What does Brexit mean for the travel industry?

The proponents of Brexit have won, Britan has left the EU. Only time will tell if the fears associated with a crumbling economy of the UK will come true or Brexit will be justified. It's a question that will affect many spheres of life, and one that sticks out is travel.

The first major point to raise is that the timing of Brexit collided with peak travel season, which was in the middle of summer. If you were in the euro-zone around this time, the US dollar areas, or anywhere else where the exchange rate has crashed, it would have been bad news. That pint of San Miguel or Bud would just cost more. Relative costs in your resort will only be going one way as you simply get much less foreign currency for your pound. Exchange rates of £1 to €1.19 and $1.35 are painful and your spending power overseas is seriously diminished.

As Brexit will take almost two years to happen, more than short term, there are long term effects to this. The biggest long-term effect on travelers will be a financial one. All depends on how successful the process of Brexit is. If Britain blossoms as the leaders of the Brexit movement promised, then the country will be richer, the pound is likely to strengthen and more of its countrymen will be able to afford holidays. If the economy stutters, taxes rise, jobs become less secure and the pound falls, then overseas travel will be much less affordable for most of us. It would become a luxury item. Let's look at some areas where once Brexit is complete, might get effected.
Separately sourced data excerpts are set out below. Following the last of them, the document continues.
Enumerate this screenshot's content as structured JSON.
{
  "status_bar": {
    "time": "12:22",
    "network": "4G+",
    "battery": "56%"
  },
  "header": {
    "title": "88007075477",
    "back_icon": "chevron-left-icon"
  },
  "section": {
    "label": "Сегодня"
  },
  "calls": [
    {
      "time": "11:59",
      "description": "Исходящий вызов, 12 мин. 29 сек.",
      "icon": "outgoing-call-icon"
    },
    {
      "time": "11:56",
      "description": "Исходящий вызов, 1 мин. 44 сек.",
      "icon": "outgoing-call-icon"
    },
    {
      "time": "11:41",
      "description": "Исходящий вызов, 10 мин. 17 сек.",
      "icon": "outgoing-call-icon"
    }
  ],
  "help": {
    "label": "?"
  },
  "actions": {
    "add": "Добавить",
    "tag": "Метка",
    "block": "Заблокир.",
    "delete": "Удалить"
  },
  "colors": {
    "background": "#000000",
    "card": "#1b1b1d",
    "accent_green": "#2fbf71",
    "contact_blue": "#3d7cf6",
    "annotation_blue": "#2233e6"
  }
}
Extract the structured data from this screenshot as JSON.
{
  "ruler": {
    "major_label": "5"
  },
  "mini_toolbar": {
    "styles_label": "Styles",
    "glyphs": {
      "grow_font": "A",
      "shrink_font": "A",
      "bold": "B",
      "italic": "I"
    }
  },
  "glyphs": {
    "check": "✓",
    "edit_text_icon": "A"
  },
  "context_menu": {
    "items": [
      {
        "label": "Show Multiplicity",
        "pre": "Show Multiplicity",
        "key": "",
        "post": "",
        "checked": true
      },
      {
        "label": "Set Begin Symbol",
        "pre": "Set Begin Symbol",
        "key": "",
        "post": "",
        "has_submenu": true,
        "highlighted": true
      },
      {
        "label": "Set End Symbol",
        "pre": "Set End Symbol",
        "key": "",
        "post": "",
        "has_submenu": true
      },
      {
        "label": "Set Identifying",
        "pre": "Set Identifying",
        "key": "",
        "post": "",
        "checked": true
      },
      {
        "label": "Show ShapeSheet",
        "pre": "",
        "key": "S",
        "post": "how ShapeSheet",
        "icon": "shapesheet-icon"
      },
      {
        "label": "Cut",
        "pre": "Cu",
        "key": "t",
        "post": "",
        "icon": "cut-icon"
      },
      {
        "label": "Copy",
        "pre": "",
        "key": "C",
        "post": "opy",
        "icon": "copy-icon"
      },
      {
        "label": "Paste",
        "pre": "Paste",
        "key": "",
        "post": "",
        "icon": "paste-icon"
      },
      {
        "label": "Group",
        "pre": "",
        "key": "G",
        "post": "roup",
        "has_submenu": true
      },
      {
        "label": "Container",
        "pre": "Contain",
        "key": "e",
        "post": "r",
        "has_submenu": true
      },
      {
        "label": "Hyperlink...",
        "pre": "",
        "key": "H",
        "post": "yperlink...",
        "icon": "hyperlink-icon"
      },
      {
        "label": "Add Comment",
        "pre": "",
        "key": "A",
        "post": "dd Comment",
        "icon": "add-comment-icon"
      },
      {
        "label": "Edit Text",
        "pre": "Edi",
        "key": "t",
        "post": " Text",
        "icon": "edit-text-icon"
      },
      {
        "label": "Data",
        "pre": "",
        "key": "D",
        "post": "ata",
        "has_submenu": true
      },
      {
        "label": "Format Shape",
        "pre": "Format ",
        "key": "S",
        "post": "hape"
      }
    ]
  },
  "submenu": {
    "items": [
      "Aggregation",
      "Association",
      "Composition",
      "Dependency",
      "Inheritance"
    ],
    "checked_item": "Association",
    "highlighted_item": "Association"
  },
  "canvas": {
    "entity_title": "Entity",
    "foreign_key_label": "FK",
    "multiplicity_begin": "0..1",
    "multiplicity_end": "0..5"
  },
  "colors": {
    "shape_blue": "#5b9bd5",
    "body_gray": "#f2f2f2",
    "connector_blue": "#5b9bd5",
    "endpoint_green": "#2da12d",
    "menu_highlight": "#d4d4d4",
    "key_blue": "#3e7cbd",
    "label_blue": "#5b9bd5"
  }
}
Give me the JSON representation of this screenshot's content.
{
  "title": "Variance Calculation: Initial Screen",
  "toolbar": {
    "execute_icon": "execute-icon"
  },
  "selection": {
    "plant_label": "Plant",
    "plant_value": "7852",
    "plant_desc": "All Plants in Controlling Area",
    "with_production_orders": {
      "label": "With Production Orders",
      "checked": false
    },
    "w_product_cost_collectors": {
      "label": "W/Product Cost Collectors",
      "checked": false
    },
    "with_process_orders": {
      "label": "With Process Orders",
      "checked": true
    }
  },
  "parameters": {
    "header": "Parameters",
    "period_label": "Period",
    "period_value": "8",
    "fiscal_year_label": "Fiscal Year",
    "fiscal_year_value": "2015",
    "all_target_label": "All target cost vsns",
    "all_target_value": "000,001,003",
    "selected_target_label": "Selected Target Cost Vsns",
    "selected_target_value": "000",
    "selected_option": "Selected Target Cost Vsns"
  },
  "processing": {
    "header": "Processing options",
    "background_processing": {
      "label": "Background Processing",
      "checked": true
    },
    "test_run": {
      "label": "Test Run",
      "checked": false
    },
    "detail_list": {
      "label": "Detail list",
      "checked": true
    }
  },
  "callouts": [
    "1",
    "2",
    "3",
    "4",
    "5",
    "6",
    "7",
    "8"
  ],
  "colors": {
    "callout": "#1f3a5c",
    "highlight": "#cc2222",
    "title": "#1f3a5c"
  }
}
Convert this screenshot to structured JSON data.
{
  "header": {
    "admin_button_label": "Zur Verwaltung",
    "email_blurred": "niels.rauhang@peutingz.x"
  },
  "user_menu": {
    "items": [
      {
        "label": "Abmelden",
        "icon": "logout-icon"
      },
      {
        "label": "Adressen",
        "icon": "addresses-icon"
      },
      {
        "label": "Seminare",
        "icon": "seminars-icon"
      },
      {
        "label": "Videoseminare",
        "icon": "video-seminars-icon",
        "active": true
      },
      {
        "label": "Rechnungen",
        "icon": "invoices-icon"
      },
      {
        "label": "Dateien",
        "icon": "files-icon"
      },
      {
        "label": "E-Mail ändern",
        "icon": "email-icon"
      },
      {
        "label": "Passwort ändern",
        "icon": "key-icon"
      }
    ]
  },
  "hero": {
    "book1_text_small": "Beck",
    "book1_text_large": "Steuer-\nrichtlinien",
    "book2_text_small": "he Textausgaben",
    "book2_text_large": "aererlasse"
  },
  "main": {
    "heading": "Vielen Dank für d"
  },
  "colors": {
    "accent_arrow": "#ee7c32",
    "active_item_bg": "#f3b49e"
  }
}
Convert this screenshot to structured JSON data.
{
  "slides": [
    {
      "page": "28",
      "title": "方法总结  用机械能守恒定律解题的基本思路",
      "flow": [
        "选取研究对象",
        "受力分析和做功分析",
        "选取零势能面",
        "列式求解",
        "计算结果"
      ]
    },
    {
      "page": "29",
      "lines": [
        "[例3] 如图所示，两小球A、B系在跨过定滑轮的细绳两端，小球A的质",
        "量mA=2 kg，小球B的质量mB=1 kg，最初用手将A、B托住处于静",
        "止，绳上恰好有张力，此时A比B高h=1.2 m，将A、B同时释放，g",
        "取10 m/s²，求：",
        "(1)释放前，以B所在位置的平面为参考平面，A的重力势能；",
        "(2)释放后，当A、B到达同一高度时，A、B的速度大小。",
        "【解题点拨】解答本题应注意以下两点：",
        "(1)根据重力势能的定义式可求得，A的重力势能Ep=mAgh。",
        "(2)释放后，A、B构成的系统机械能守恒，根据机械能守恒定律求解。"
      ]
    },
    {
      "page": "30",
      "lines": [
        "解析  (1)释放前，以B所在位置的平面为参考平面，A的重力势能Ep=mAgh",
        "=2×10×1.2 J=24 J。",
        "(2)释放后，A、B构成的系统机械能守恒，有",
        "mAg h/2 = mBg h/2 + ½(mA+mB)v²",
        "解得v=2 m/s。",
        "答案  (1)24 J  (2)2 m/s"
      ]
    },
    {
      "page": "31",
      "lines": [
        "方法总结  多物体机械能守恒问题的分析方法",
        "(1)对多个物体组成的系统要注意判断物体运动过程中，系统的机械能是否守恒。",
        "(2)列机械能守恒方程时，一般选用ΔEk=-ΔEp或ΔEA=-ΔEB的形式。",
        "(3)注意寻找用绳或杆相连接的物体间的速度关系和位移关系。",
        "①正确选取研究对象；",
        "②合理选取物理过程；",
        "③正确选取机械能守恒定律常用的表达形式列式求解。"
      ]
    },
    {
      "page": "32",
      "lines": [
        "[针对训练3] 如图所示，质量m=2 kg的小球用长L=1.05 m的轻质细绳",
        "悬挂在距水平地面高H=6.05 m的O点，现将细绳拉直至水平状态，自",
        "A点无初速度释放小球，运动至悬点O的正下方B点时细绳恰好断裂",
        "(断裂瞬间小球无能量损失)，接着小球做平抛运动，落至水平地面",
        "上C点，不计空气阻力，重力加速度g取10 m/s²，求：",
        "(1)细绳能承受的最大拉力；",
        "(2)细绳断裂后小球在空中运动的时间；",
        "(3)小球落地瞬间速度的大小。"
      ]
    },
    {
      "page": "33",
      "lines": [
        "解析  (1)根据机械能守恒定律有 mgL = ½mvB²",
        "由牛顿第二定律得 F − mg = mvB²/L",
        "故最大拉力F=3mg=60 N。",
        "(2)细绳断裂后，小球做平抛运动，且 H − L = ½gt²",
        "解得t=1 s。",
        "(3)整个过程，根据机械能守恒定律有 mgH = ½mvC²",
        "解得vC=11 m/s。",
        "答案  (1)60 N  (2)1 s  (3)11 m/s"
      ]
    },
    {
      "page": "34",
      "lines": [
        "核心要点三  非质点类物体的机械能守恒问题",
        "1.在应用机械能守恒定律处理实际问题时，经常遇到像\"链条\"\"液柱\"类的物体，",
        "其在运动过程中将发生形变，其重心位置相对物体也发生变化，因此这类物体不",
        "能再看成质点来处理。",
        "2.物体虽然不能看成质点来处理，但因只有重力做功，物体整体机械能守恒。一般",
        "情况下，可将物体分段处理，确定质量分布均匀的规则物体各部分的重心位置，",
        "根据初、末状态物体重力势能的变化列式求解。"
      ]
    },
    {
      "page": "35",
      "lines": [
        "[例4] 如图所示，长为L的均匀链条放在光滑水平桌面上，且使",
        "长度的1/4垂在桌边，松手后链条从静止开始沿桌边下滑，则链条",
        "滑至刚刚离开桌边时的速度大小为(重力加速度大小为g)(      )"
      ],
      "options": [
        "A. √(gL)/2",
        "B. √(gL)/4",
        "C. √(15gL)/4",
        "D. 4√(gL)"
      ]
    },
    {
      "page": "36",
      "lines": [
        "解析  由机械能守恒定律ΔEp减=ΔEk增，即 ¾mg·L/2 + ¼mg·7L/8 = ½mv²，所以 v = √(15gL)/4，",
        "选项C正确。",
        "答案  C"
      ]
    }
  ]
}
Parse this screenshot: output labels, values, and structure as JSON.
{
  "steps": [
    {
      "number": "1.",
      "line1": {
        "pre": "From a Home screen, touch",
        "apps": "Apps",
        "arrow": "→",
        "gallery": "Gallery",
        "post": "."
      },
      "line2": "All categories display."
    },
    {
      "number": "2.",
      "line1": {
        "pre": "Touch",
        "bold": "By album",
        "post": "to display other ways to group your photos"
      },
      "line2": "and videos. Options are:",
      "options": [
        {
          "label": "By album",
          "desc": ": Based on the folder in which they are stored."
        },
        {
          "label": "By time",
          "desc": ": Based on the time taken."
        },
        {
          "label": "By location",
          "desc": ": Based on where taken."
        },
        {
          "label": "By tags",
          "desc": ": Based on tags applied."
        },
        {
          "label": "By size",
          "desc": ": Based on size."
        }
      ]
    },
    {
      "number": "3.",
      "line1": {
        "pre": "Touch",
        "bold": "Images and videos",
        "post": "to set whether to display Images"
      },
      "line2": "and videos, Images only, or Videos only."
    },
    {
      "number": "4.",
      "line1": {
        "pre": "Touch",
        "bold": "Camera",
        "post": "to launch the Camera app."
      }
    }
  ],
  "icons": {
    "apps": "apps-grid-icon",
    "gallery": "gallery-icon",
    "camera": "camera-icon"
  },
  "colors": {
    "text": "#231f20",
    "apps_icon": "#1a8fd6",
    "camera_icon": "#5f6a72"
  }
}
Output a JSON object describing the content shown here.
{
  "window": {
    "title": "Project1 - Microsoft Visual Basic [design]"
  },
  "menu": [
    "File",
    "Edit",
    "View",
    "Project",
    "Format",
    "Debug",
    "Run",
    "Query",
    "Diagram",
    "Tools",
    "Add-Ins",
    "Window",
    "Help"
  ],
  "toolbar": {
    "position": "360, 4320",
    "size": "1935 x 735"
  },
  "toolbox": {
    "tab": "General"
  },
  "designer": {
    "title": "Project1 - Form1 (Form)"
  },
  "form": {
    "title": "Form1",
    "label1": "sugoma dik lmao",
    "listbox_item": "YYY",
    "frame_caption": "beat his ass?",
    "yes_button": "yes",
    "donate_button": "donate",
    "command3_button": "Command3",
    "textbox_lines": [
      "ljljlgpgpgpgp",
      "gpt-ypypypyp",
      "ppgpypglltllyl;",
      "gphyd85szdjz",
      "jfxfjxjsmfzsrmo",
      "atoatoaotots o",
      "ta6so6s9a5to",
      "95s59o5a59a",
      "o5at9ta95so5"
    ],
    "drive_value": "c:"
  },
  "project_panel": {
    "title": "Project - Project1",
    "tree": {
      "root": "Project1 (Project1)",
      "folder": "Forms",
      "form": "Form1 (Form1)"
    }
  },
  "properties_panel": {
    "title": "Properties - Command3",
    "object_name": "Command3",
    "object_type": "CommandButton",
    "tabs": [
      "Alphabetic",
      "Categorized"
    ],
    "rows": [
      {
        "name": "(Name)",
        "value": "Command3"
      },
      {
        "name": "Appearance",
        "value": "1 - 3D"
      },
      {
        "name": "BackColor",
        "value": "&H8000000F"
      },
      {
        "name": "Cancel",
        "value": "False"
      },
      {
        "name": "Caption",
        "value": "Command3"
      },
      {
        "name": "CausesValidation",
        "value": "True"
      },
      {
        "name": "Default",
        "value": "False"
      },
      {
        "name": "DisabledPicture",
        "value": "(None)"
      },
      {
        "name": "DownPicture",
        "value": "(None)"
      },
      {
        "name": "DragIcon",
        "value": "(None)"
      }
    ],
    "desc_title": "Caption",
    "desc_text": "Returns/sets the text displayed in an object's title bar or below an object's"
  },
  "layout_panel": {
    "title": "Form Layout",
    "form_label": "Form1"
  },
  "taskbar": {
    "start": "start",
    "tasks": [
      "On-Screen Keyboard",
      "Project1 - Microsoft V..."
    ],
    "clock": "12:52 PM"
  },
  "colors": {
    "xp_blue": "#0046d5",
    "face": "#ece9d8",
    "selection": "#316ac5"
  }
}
Firstly, once the “Exit” happens, British citizens will no longer need visas to travel into the EU for holidays. Though they will, like now, have to pass through passport control when they first enter. But perhaps the greatest unknown fact and a very critical one brought about by Brexit, and a factor which was discussed relatively little during the campaign, is the impact it will have on the rest of the EU.

Secondly, the ginormous success of the “low cost” airlines and the impact they have made on reducing fares and opening up new routes was enabled by the EU's removal of old bi-lateral restrictions on air service agreements and the introduction of more open competition between the Union countries. Now that Britan is moving out EU, new air service agreements will have to be formulated for no frill airlines to fly in and out of EU.

Thirdly, it would be lower compensation for delayed flights. The remarkably high levels of compensation that passengers are entitled to under the EU directive on flight delays and cancellations are because they are embedded in UK law. No doubt British airlines will lobby hard to get the protection watered down after we have left. Nevertheless flights in and out of EU countries and on EU airlines will still be governed by the directive, though you could have a much harder time claiming compensation, and might have to go to court in another country to win your case. However, the dire predictions that passengers might end up with not only no compensation but that they could also lose their entitlements to food and drink and overnight accommodation in the event of long delays, seem to be an unlikely outcome to me.

Finally, financial protection arrangements for package holidays, so that you don’t lose money or get stranded in the event of a holiday company collapsing are embedded in UK law under the EU directive of 1992. Therefore there is no coverage for insurance or accident packages. This could be a big turn off and travel could become risky, especially with children.

Therefore, whether Britan prospers or collapses, is to know for years to come. The jet setters or the backpackers will know if the thrill in their journeys is tampered with the new laws or it would continue.